Una volta recuperato ciò che ci interessava -o meglio, che interessava a mio figlio- tornammo a New York ed io incontrai nuovamente James, il mio informatore.

«Sono desolato, ma i soldati non parlano» aveva esordito così, la gioia, insomma. Con la coda dell’occhio vidi arrivare Connor, avvolto nella sua bellissima tunica da Assassino. Gli feci cenno di attendere e da bravo bambino si fermò a pochi passi da noi. Tornai a guardare James.

«Continua a indagare» scandii ogni parola «Dobbiamo sapere i piani dei lealisti se vogliamo farla finita»

«Certo, Signore, per ora i soldati aspettano ordini dall'alto» spostai lo sguardo.
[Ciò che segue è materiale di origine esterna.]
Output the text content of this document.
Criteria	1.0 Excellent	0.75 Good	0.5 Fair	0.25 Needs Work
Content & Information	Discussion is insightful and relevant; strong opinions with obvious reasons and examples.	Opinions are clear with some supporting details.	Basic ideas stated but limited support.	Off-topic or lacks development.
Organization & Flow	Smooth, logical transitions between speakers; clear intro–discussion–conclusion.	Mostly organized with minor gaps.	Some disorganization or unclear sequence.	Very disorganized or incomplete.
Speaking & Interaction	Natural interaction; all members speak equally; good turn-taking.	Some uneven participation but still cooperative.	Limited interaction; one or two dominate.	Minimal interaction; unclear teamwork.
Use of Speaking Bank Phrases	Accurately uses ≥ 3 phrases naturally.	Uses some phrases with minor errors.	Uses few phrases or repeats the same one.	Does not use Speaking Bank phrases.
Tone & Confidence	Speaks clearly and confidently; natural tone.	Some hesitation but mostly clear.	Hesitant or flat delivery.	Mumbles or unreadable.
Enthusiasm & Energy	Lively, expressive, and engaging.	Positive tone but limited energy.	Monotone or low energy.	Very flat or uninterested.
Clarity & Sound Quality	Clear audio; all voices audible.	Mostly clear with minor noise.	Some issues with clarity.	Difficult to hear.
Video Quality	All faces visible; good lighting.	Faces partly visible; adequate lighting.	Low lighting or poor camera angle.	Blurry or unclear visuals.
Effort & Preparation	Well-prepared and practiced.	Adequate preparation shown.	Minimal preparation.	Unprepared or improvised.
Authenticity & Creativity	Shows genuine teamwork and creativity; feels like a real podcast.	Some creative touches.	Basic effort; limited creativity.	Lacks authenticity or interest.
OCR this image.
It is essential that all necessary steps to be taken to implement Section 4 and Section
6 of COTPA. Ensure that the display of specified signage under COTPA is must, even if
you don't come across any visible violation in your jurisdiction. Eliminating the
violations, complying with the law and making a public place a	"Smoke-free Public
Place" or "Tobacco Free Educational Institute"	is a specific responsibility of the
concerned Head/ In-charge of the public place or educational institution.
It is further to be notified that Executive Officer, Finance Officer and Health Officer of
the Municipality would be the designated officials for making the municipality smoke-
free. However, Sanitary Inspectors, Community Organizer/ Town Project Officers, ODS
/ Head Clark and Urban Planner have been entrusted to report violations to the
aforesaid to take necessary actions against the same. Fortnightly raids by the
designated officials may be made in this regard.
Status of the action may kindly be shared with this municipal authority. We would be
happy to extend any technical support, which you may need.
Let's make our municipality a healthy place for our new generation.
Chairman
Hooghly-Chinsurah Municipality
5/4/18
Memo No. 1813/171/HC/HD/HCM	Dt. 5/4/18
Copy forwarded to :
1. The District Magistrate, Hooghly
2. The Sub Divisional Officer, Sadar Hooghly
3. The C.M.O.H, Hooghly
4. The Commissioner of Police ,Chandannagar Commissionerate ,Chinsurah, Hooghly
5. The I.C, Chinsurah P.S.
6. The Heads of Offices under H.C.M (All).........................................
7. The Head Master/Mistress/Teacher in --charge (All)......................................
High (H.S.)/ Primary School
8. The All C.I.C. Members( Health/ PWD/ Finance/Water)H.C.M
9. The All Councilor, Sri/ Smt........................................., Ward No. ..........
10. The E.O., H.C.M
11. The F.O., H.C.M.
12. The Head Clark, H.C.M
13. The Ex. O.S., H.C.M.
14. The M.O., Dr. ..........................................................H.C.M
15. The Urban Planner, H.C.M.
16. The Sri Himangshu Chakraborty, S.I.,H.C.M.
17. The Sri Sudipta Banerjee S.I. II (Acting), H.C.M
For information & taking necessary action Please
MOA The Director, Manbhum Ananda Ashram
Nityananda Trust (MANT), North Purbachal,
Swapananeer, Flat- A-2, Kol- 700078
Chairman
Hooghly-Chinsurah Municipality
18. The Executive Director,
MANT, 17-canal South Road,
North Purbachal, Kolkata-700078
Non mi sarei affidato alle sue capacità per intuire una banalità simile. Sbuffai.

«Torna da me quando avrai scoperto qualcosa» non disse nulla, annuì a mo’ di saluto in direzione di Connor e si allontanò di fretta, lasciandomi nello sconforto più totale per l’ennesimo buco nell’acqua. Guardai il ragazzo.

«Manca tanto così alla vittoria. Qualche attacco mirato e la guerra civile terminerà, liberandoci dalla corona» parlai più con me stesso che con lui, visto che di tattiche militari e quant’altro ne sapeva veramente poco.

«Che cosa vuoi dire?» Ero ben consapevole di essere io la mente tra i due, ma le domande stupide e irritanti di Connor iniziavano a spazientirmi.

«Beh, niente, al momento. Per ora brancoliamo nel buio» allargai le braccia e mi guardai intorno, sperando di trovare un segno, uno qualsiasi, che mi suggerisse da che parte iniziare.

«Ma i Templari non avevano occhi e orecchie ovunque?» Lo guardai malissimo. Da quando se ne usciva con queste battutine?

«Oh, certo. Questo prima che arrivaste tu e il tuo sarcasmo da quattro soldi» sibilai.

«Il tuo uomo ha detto ordini dall'alto, ecco quindi cosa dobbiamo fare: trovare i comandanti inglesi»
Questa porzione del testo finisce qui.